Rare disease therapies have an exorbitant cost. Fewer patients means higher costs in order to support the development of treatments. In the United States, 966 billion was spent in 2019 on the treatment and care for rare disease patients. The catch is, this was just the price for 379 conditions. In total, there are over 7,000 known rare diseases.
Imagine if we had treatments for all of these conditions. Incredible, but expensive.
However, it’s not just therapies that cost money for rare disease patients. The indirect costs of living with a rare disease are often just as, if not more, burdensome.
These findings were uncovered by the National Economic Burden of Rare Disease Study. You can read the full study here. The final results were published just before Rare Disease Day (Feb 28th), on Feb 25th, 2020.
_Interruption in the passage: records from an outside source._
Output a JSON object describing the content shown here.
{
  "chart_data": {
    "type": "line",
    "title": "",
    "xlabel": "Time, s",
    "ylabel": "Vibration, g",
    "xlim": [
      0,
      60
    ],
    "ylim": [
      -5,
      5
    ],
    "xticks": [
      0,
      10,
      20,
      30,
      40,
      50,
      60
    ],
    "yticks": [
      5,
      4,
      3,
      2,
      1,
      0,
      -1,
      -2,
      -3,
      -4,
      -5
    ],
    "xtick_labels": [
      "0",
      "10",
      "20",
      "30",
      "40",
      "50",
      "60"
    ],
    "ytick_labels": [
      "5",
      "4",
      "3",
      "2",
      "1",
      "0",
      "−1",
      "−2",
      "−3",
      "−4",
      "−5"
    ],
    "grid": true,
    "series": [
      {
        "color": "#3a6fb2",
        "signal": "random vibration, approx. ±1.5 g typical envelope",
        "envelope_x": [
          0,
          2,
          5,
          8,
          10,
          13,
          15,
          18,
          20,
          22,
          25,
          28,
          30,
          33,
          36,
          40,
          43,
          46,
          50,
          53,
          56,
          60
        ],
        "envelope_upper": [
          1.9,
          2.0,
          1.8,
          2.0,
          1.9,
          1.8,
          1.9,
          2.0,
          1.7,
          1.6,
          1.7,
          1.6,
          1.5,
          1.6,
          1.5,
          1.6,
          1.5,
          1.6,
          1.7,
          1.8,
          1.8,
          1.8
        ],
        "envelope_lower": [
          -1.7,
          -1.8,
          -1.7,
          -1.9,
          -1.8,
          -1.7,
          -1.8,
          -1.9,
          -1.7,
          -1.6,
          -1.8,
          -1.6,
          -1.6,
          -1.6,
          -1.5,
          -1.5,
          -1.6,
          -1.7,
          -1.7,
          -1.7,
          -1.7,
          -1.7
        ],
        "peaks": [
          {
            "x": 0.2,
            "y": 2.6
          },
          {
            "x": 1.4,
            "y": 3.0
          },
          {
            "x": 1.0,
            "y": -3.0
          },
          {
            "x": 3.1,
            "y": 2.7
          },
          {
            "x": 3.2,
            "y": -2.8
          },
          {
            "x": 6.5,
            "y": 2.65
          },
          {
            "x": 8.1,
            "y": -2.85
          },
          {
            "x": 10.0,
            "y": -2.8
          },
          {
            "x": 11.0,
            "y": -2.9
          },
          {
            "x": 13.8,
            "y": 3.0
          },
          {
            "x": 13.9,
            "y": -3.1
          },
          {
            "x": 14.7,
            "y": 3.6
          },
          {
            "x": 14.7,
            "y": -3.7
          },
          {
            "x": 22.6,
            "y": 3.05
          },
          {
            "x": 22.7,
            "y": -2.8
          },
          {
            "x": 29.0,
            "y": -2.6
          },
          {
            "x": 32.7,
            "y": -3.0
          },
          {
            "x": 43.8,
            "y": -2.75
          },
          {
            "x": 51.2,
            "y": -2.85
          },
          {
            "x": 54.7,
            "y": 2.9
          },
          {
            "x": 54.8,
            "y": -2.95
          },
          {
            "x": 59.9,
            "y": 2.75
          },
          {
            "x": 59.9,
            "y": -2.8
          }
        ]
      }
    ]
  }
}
In this investigation, researchers examined both the direct and indirect cost of rare disease therapies on those who are living with a rare condition day to day in the United States. In total, they followed 1,399 patients. Direct costs included medical costs and indirect costs included a wide array of areas such as the loss of productivity and ability to work.
Researchers documented that indirect costs were some of the biggest burdens. For instance, not being able to function to their full capacity in work encompassed 138 billion dollars over the course of 2019. Absenteeism was also a major factor, accounting for 149 billion dollars during the year. Lastly, forced retirement accounted for 136 billion dollars during the year.
In regards to direct medical costs, inpatient as well as outpatient care were a huge component of the total cost burden. Inpatient care equated to 143 billion annually. Outpatient care equated to 62 billion annually. Additionally, prescriptions (both generally, as well as administration during outpatient care), led to 96 billion dollars in expenditures.